= For Film's Sake =

Film festival

For Film's Sake (FFS), formerly World of Women’s Cinema (WOW) Film Festival and known as the WOW Film Festival, is a film festival showcasing films made by women that ran in Sydney, New South Wales, Australia. It has been on hiatus since the 23rd edition in 2019.

==History==
The WOW Film Festival was organised by Women in Film and Television (WIFT) NSW, from around 1996. Georgia Wallace-Crabbe was director of the festival in the 1990s. Initially restricted to short film, the festival's aims were to promote and recognise through awards "the talents of women directors, producers, writers, editors and cinematographers in the Australian film industry and internationally".
In 2013, Tamara Popper was director of the 19th edition of the festival, and it took place to coincide with International Women's Day, in locations including Dendy Cinemas and AFTRS.
The festival's patron in 2014 was Rachel Griffiths.

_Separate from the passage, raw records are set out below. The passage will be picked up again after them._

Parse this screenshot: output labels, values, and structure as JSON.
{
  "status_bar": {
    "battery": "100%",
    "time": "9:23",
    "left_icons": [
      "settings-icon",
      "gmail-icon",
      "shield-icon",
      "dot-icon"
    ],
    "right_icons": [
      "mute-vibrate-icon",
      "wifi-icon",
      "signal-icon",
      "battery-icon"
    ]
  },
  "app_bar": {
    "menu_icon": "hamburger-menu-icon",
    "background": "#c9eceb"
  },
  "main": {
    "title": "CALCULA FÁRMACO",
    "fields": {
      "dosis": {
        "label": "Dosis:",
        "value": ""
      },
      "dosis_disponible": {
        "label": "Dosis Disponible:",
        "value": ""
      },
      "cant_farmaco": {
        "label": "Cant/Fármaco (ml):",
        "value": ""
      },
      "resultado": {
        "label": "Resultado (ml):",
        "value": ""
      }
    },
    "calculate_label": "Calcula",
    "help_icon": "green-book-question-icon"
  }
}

In 2016, the 21st edition of the festival was advertised as "screening in Sydney Australia, travelling to national and overseas locations". It was scheduled to run in Sydney from 28 April to 1 May 2016, and then tour Australia from May 2016 to May 2017, and included premieres of four international feature films.

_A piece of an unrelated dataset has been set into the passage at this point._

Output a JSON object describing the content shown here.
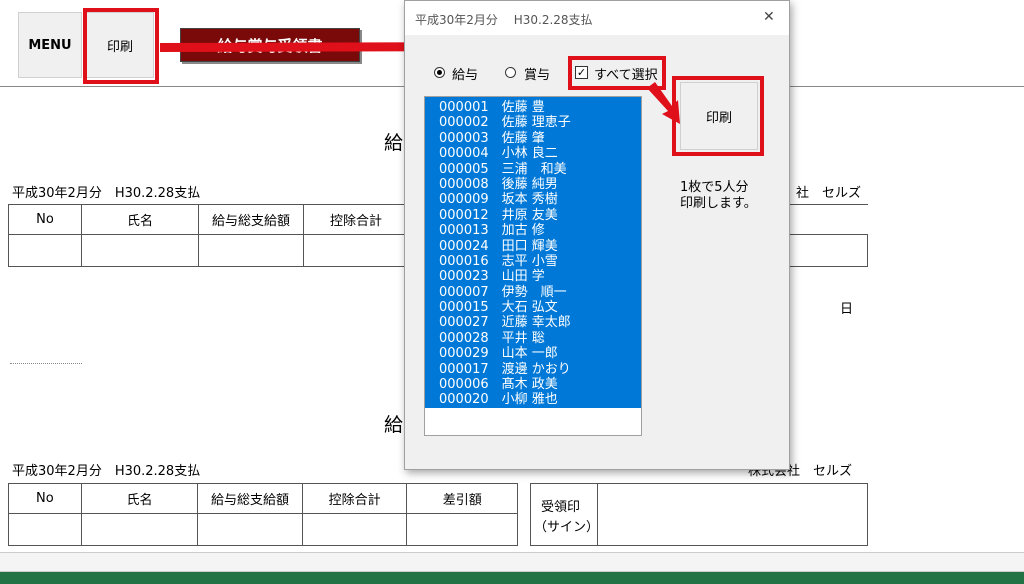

However the 2016 festival was mounted under its new name For Film's Sake (FFS), with Gillian Armstrong as patron and with a digital remastered version of her acclaimed 1979 film My Brilliant Career screening on the opening night. The entries included both short and feature films. The film charity For Film's Sake was founded by media commentator Sophie Mathisen.

In 2017 FFS was accredited by AACTA, and was supported by Screen Australia, Create NSW and the City of Sydney. From 2016 to 2018 FFS was the only AACTA-accredited female film festival in Australia.

The 23rd edition, as FFS, was hosted by Event Cinemas and presented in partnership with University of Technology Sydney and Create NSW. Its feature film award and bursary, named in honour of Australian e director Samantha Rebillet, was awarded to Jessica M. Thompson for her debut feature, The Light of the Moon.

The festival was paused after the 2019 event after a strategic review, intending to be revived at a future date.

==Awards==

WOW Film Festival awards included awards for best film in several categories; best director; best writer; best cinematographer; best editor; and best music composition for eligible films.